Provider-specific modules (e.g. strict JSON Schema helpers) stay beside the client; keep investigation logic in investigation.py as dispatch only.

LiteLLM transport

Route all API providers through LiteLLM with a global transport switch (no change to LLM_PROVIDER):
export OPENSRE_LLM_TRANSPORT=litellm
When set to litellm, both investigation (get_llm(LLMRole.AGENT)) and non-agent LLM calls (get_llm(LLMRole.REASONING), get_llm(LLMRole.CLASSIFICATION), get_llm(LLMRole.TOOLCALL)) use core/llm/transports/litellm/clients.py via litellm.completion. Leave unset or set to sdk to use native vendor SDK clients under core/llm/transports/sdk/. Supported providers: anthropic, openai, bedrock, and OpenAI-compatible providers (deepseek, groq, openrouter, gemini, nvidia, minimax, ollama), plus azure-openai (always via LiteLLM). Set the matching API key and model env vars from .env.example as usual. User-facing setup: LLM Providers. CLI-backed providers (codex, claude-code, opencode, kimi, copilot, etc.) always use their subprocess path regardless of this setting.

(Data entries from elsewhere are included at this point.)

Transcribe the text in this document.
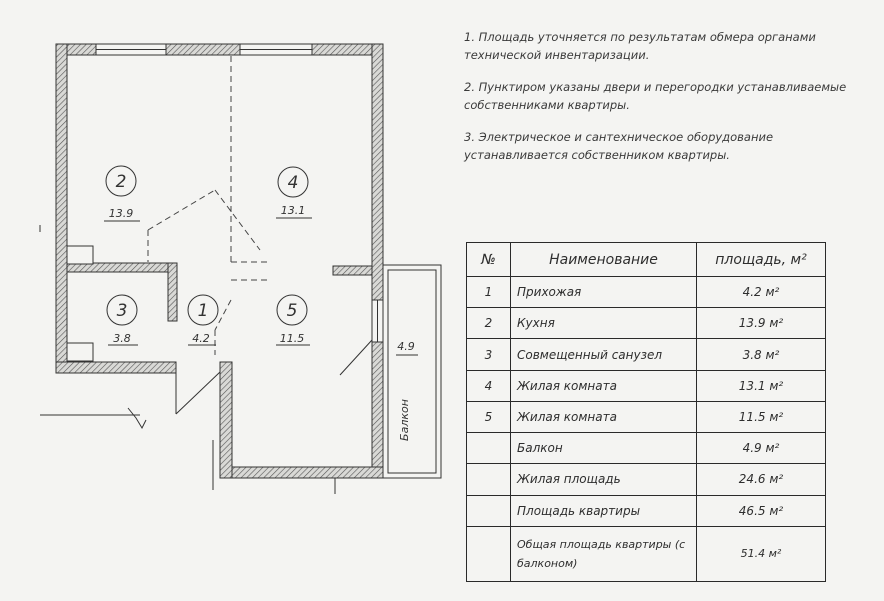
2
13.9
4
13.1
3
3.8
1
4.2
5
11.5
4.9
Балкон

1. Площадь уточняется по результатам обмера органами технической инвентаризации.

2. Пунктиром указаны двери и перегородки устанавливаемые собственниками квартиры.

3. Электрическое и сантехническое оборудование устанавливается собственником квартиры.

№	Наименование	площадь, м²
1	Прихожая	4.2 м²
2	Кухня	13.9 м²
3	Совмещенный санузел	3.8 м²
4	Жилая комната	13.1 м²
5	Жилая комната	11.5 м²
	Балкон	4.9 м²
	Жилая площадь	24.6 м²
	Площадь квартиры	46.5 м²
	Общая площадь квартиры (с балконом)	51.4 м²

Investigation messages (investigation.py)

  • Same ToolCall.id across synthetic seed assistant message, tool results, and evidence keys.
  • Provider-specific IDs — Use opaque ids only when the client requires them (e.g. length/format); keep stable seed_{tool.name} (or equivalent) where history/tests expect predictable ids.
  • Block vs string content — Some APIs require content as structured blocks, not raw strings (including after guardrails). Match what invoke already produced earlier in the thread.
  • zip(tool_calls, results, strict=True) when pairing calls to results.
Extend tests/agent/test_investigation.py when you add a client branch for synthetic/assistant messages.

Verification

Minimum before merging schema or client changes:
uv run python -m pytest tests/core/runtime/llm/test_investigation_tool_schemas.py -q
uv run python -m pytest tests/core/runtime/llm/test_agent_llm_client.py tests/agent/test_investigation.py -q
When touching a specific provider, also verify end-to-end with that provider configured:
uv run opensre
# /investigate <fixture.json>   # interactive shell
# or: opensre investigate -i <fixture.json>
Use the same LLM_PROVIDER / model users report in issues; unit tests alone are not enough for adapter strictness gaps.